About Me:
Pape Gaye is a native of Senegal and a lifelong advocate for family planning, the global health workforce, and access to health care for all.
President Emeritus, IntraHealth International
Founder, the Baobab Institute
Pape Gaye is a native of Senegal and a lifelong advocate for family planning, the global health workforce, and access to health care for all.
Under his leadership as president and CEO of IntraHealth International, from 2004 to 2020, the organization made human resources for health and family planning crucial parts of the worldwide conversation on global health. Gaye draws on three decades of leadership in international health and development as he oversaw work in 40 countries to strengthen their health workforces and health systems.
During his watch, IntraHealth led two of the US government’s flagship human resources for health projects (the Capacity Project and CapacityPlus) and established official relations with the World Health Organization (WHO). Gaye has long advocated for a greater focus on the health workforce. In May 2016 at the World Health Assembly, the WHO and member states responded to such advocacy efforts with the first-ever global health workforce strategy, Workforce 2030.

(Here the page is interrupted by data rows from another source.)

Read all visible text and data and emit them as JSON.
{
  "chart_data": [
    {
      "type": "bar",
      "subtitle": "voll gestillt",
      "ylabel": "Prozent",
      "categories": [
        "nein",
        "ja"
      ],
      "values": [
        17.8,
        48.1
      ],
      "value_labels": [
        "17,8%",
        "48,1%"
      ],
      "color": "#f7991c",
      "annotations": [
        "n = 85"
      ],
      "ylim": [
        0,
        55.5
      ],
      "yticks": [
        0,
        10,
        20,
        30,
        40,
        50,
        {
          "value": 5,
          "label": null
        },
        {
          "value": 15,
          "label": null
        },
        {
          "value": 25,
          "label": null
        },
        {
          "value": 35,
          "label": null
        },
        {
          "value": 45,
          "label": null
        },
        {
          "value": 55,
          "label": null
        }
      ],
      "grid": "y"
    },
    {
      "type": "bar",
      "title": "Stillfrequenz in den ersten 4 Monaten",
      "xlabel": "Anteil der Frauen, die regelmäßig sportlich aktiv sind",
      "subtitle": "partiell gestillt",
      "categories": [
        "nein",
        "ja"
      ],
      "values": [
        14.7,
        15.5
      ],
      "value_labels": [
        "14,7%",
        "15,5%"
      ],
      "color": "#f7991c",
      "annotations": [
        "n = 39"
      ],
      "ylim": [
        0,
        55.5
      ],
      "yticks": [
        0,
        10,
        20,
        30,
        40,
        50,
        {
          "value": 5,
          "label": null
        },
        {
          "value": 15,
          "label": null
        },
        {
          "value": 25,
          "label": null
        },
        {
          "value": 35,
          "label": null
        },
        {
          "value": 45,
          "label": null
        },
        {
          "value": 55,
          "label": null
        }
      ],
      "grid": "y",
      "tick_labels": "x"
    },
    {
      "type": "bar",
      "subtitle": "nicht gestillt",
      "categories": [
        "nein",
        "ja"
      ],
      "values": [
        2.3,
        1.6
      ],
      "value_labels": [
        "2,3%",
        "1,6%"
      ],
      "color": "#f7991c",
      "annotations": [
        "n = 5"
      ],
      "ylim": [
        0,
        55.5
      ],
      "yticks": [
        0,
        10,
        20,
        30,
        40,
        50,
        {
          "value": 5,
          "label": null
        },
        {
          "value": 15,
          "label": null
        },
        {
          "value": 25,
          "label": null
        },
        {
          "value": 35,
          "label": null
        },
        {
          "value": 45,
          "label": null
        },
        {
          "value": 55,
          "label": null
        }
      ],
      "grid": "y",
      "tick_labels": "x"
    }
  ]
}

Gaye is a frequent international speaker on issues related to family planning, capacity-building, and the global health workforce. In the United States, his testimony on Capitol Hill during a 2014 Ebola-focused congressional hearing brought the role of frontline health workers to the fore. As a panelist during the White House Global Summit in July 2016, he urged the incoming US president to focus on international aid and human resources for health as powerful investments in our shared future. His editorials appear regularly in the Huffington Post, Devex, and other media outlets.
Partnership, Gaye believes, is essential. He forges strong collaborative relationships with diverse stakeholders—from ministries of health to private-sector partners to local health workers—to meet the enormous health challenges we face in low- and middle-income countries.
Gaye began his career with the US Peace Corps and went on to work with the 1984 Los Angeles Olympic Committee and the US Centers for Disease Control and Prevention. Before his appointment as CEO at IntraHealth, he led the organization’s regional office for West, Central, and North Africa.
Gaye holds a master’s degree in business administration from the University of California at Los Angeles. His board and advisory services include the Duke University’s Global Health Institute, the Global Health Council, InterAction, Last Mile Health, Living Goods and MedAditus. Gaye is the founder of the Baobab Institute a newly established NGO registered in Senegal dedicated to Human Capacity Development.